What are the broader implications of the present evaluation? Several issues must be addressed for the HEP program to continue to expand. First, small caseloads were observed in several sites. This phenomenon was likely due to the fact that HEP staff were responsible for developing their own referral base. Though a strong referral base is absolutely essential to ensure adequate program reach, the development of such referral bases needs to be the responsibility of the program administration rather than HEP staff. Second, a great deal of time and effort was expended in order to enroll people of color and refugee/immigrant populations. Many potential participants were found to be in a pre-contemplative stage of readiness for change in health-related behavior, focused on more immediately pressing issues such as economic survival. While such individuals do appear to benefit from HEP participation, they are unlikely to enroll without a physician’s encouragement. Therefore, referrals from healthcare providers working in the local community where HEP is offered are essential to ensure program sustainability, and proactive efforts to increase provider awareness of HEP need to be undertaken at the program’s organizational level.
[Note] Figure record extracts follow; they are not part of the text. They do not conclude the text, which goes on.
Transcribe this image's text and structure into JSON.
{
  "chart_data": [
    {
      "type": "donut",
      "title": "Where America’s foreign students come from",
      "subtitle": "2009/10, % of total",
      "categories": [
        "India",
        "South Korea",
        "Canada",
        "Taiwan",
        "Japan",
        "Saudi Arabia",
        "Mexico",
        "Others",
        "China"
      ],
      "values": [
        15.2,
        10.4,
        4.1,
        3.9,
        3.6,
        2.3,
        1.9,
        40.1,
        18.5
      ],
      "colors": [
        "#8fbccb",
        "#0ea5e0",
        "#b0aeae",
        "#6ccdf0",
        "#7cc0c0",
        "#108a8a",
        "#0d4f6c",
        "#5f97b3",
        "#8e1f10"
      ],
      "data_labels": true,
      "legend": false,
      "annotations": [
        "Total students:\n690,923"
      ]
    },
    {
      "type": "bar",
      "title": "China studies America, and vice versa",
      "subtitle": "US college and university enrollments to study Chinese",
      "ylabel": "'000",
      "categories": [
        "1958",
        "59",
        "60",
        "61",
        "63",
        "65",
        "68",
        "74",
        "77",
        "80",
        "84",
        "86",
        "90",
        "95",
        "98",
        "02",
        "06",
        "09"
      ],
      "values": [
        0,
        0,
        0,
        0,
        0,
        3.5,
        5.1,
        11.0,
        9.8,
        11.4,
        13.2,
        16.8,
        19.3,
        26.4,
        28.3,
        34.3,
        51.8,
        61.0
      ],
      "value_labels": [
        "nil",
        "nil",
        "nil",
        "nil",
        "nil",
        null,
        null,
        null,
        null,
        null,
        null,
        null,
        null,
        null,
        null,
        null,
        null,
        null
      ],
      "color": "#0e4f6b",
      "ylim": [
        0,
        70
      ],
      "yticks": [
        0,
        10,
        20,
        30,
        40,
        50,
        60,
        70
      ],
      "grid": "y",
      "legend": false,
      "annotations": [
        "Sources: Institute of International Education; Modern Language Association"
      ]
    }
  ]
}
Finally, several sites had a lengthy start-up period. Analysis of this issue by SSSKC revealed that some sites were not ready to implement HEP. SSSKC has now adopted a business plan for further dissemination of HEP that includes a structured marketing and referral strategy. SSSKC has also partnered with the National Council on Aging to develop a site-readiness assessment instrument that will permit them to determine whether sites with an interest in offering HEP are ready to do so.
In conclusion, the HEP continues to operate and expand under real world conditions, reaching elders at risk for functional decline. Participants who complete one year have a decreased burden of disability risk factors and avoid worsening of health or functional status and increase in hospitalization. Previous research indicates that under certain conditions, HEP also improves participants’ perceived health and function.